桜も散り、夏の訪れが目前に迫ったその日。俺は初めて見る先輩の表情に動揺を抑えきれなかった。
いつもは自信と誇りに光る宝石のような瞳に浮かぶ、不安そうな、ふとした拍子に砕け散ってしまいそうな感情。こんな、ガラス細工のように綺麗で、でも頼りない彼女の姿は初めてだった。
「え、あ……じょ、冗談でしょう?」
ほんの少し前まで想像もしなかったこの状況に、俺は狼狽えながら、ようやくそれだけの台詞を絞り出す。そんな俺に、先輩は一瞬前の表情とはまったく逆の、鋼を思わせる強い意志を孕んだ瞳で言った。
「私は冗談でこんなことを言わない。今、龍佑に言った大好きは私の本当の……一番大切な気持ち」
真っ直ぐ、真っ直ぐ、ただ真っ直ぐ。それは俺の知る先輩の姿であると同時に、俺の知らなかった先輩の気持ちだった。
何故、とか、どうして、とかそんな疑問文だけが俺の頭の中でグルグルと渦巻く。ややあって、工藤先輩がフッと柔らかな微笑みを浮かべる。

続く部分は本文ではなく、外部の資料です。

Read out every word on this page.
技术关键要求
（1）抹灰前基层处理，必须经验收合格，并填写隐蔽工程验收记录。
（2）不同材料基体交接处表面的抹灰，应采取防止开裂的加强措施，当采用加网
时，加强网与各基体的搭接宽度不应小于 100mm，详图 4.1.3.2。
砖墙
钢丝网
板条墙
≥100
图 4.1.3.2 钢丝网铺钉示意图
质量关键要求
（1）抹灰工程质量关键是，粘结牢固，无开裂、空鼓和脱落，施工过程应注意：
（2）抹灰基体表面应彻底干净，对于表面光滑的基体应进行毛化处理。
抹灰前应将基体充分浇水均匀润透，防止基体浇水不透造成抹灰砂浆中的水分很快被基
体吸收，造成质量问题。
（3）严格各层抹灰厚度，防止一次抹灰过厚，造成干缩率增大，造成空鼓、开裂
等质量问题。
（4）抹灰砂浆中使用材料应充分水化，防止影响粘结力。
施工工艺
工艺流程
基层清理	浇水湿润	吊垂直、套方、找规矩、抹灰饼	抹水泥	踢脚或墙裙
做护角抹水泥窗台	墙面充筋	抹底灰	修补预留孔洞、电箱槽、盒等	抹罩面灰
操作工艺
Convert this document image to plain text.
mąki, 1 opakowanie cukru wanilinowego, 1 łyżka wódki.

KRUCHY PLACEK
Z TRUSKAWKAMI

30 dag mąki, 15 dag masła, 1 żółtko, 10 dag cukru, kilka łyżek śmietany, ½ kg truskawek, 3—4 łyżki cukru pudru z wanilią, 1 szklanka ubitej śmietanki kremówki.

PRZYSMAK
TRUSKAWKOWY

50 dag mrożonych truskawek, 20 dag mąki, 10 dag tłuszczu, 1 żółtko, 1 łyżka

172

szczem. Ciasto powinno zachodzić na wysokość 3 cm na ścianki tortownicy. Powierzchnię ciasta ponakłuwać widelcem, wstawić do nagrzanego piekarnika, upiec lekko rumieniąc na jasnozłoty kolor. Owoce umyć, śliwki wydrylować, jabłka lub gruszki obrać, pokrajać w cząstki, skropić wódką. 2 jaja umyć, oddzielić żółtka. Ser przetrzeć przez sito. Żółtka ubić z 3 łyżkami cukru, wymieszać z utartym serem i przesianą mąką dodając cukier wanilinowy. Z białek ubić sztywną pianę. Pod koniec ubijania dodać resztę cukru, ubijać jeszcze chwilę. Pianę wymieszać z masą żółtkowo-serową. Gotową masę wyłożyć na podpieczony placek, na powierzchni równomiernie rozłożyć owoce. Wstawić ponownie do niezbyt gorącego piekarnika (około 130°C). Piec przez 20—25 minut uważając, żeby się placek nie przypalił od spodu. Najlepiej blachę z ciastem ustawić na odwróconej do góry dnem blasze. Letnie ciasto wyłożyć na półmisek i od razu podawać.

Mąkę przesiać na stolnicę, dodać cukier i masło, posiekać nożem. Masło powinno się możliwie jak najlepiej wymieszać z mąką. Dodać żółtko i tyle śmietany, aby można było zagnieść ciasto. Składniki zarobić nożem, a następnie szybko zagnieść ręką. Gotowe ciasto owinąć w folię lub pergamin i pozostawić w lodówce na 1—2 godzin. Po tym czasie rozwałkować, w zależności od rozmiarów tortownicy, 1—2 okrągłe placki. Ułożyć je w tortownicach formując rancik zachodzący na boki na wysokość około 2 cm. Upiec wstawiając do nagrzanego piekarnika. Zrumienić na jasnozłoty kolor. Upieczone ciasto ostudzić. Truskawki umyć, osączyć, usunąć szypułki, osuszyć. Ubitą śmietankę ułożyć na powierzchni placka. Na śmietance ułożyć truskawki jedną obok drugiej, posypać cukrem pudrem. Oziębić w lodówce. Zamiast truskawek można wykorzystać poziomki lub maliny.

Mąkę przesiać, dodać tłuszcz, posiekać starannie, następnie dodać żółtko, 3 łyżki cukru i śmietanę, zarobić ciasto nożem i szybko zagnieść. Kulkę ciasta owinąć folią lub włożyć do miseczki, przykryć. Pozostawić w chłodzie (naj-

「答えは……急がない。いきなりだったし、考える時間もあげないのは卑怯だもんね」
でも――と、再度真剣な表情で先輩は続く言葉をその桜色の可憐な唇で紡ぐ。
「真剣に考えて。私は……本気であなたが好きだから」
どこまでも真剣で真摯な声色。その迫力に声が出せず、俺はただ間抜けに頷いた。
しばしの、どこか鋭い沈黙。
やがて、先輩はその空気を払拭するような、明るい声で、
「さ、そろそろ部活行かなきゃね。遅れたりしたらカナが怖いわよ?」
俺に負担をかけないよう、おどけたように呼びかけてくれる。
「そ、そうですね」
俺も顔に無理やり笑顔を貼り付けて、努めて明るく答えた。
そうして、俺達は屋上を後にする。表面上はいつもと同じ、仲のよい先輩後輩、でもその下にもっと別の何かを抱えて。